= Discotic liquid crystal =

Discotic liquid crystals are mesophases formed from disc-shaped molecules known as "discotic mesogens". These phases are often also referred to as columnar phases. Discotic mesogens are typically composed of an aromatic core surrounded by flexible alkyl chains. The aromatic cores allow charge transfer in the stacking direction through the π conjugate systems. The charge transfer allows the discotic liquid crystals to be electrically semiconductive along the stacking direction. Applications have been focusing on using these systems in photovoltaic devices, organic light emitting diodes (OLED), and molecular wires. Discotics have also been suggested for use in compensation films, for LCD displays. Sivaramakrishna Chandrasekhar who first discovered these systems, did lots of important work on liquid crystals, and founded the International Liquid Crystal Society. He was Sir C V Raman's nephew, and brother of Pancharatnam of the geometric phase fame, and cousin of Subrahmanyam Chandrasekhar.

==Photovoltaic devices==
Discotic liquid crystals have similar potential to the conducting polymers for their use in photovoltaic cells, they have the same technical challenges of low conductivity and sensitivity to UV damage as the polymer designs. However one advantage is the self-healing properties of the discotic mesogens. So far the photovoltaic applications have been limited, using a perylene and hexabenzocoronene mesogens in a simple two layer systems has only resulted in ~2% power efficiency.
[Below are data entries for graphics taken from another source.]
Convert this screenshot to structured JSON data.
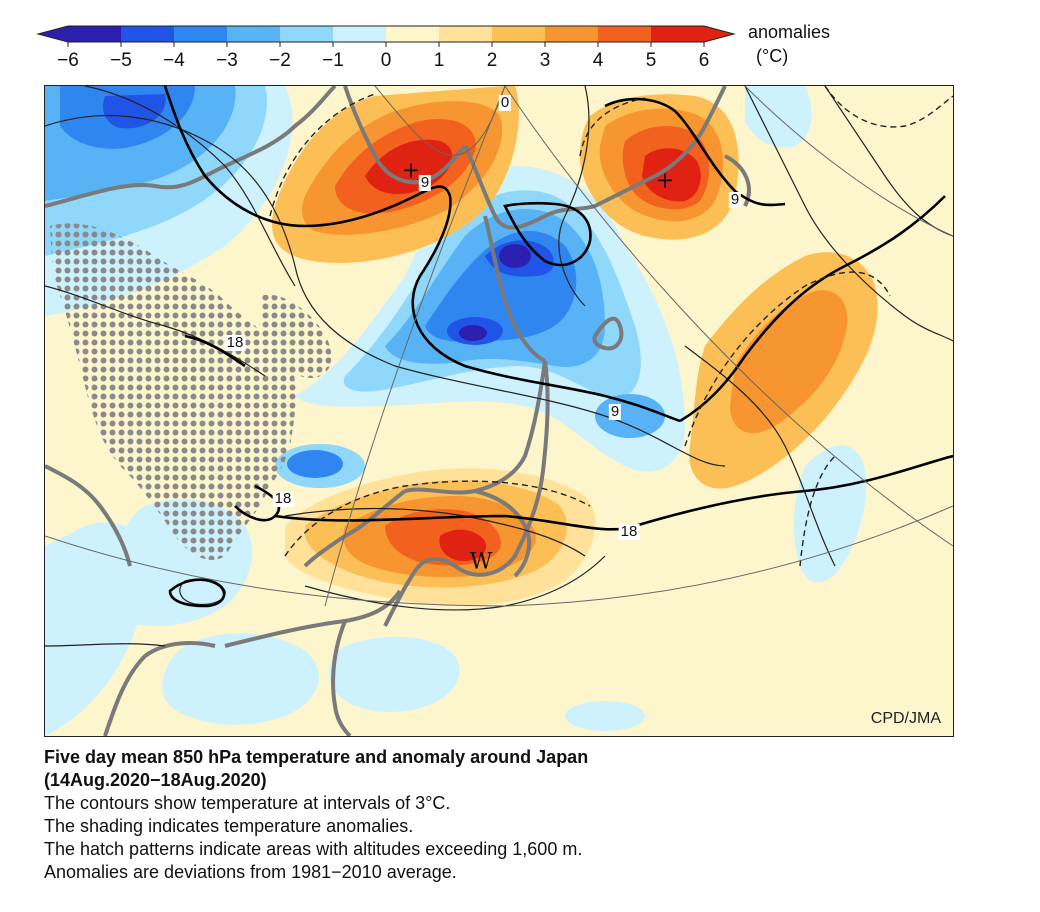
{
  "colorbar": {
    "ticks": [
      "−6",
      "−5",
      "−4",
      "−3",
      "−2",
      "−1",
      "0",
      "1",
      "2",
      "3",
      "4",
      "5",
      "6"
    ],
    "unit_title": "anomalies",
    "unit": "(°C)",
    "colors": [
      "#2b1fb0",
      "#1f54e6",
      "#2f86f0",
      "#57b3f5",
      "#8fd8fb",
      "#cdf1fd",
      "#fff7c9",
      "#ffe19a",
      "#fbbf55",
      "#f79530",
      "#f2611d",
      "#e02212"
    ]
  },
  "map": {
    "contour_labels": [
      "0",
      "9",
      "9",
      "18",
      "9",
      "18",
      "18"
    ],
    "center_marks": [
      "+",
      "+",
      "W"
    ],
    "credit": "CPD/JMA"
  },
  "caption": {
    "title_line1": "Five day mean 850 hPa temperature and anomaly around Japan",
    "title_line2": "(14Aug.2020−18Aug.2020)",
    "line1": "The contours show temperature at intervals of 3°C.",
    "line2": "The shading indicates temperature anomalies.",
    "line3": "The hatch patterns indicate areas with altitudes exceeding 1,600 m.",
    "line4": "Anomalies are deviations from 1981−2010 average."
  }
}
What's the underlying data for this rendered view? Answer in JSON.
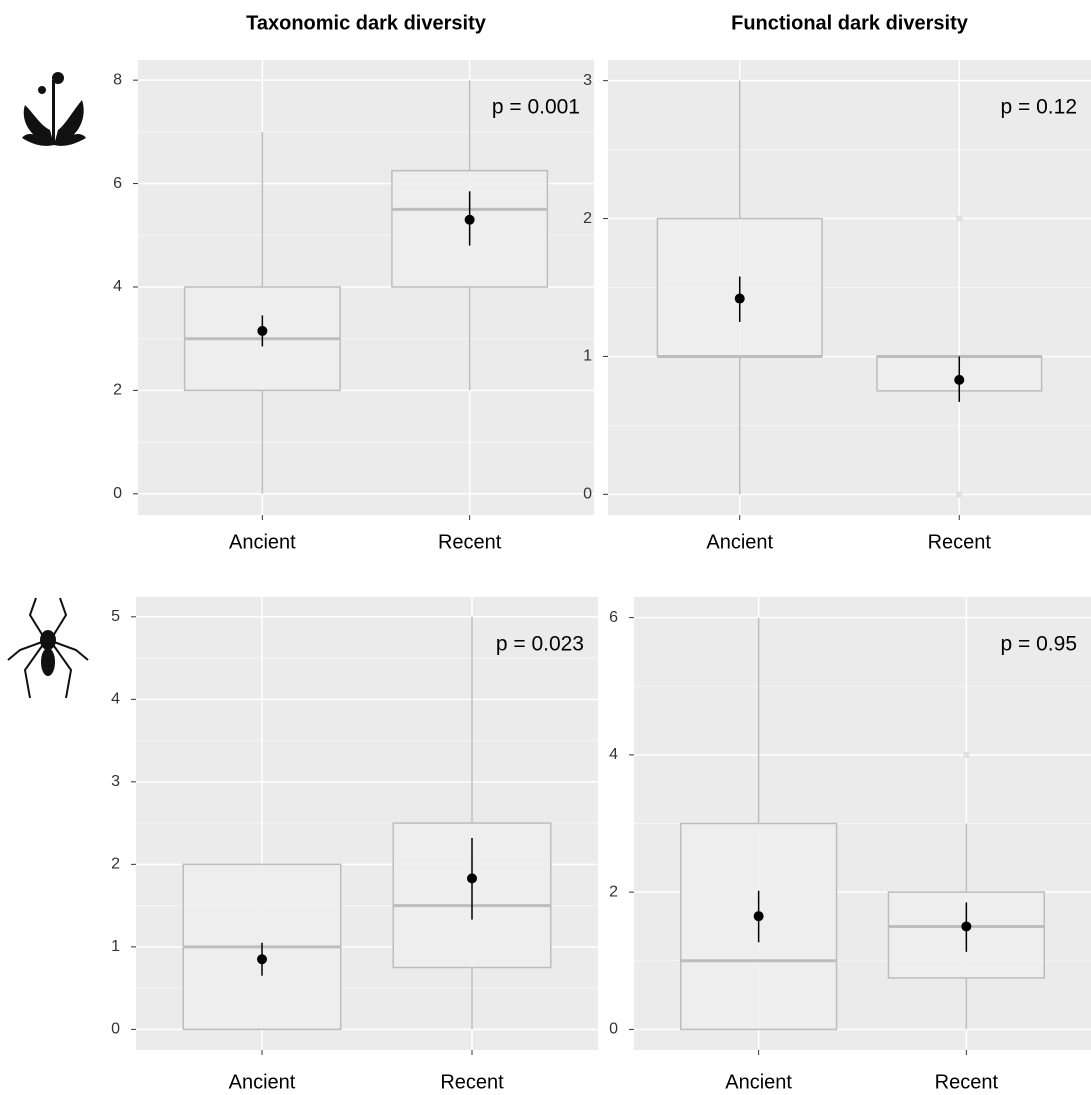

==Organic light emitting diodes==
So far the study into discotic liquid crystals for light emitting diodes are still in its infancy, but there have been some examples produced; a triphenylene and perylene-mesogen combination can be used to make a red LED. The self-assembly properties make them more desirable for manufacturing purposes when producing commercial electronics, than the currently used small molecule crystals in Sony’s new OLED displays. Also they have the added benefit of the self-healing properties that both the small molecule and the polymers lack as conductors, potentially being beneficial for longevity OLED products.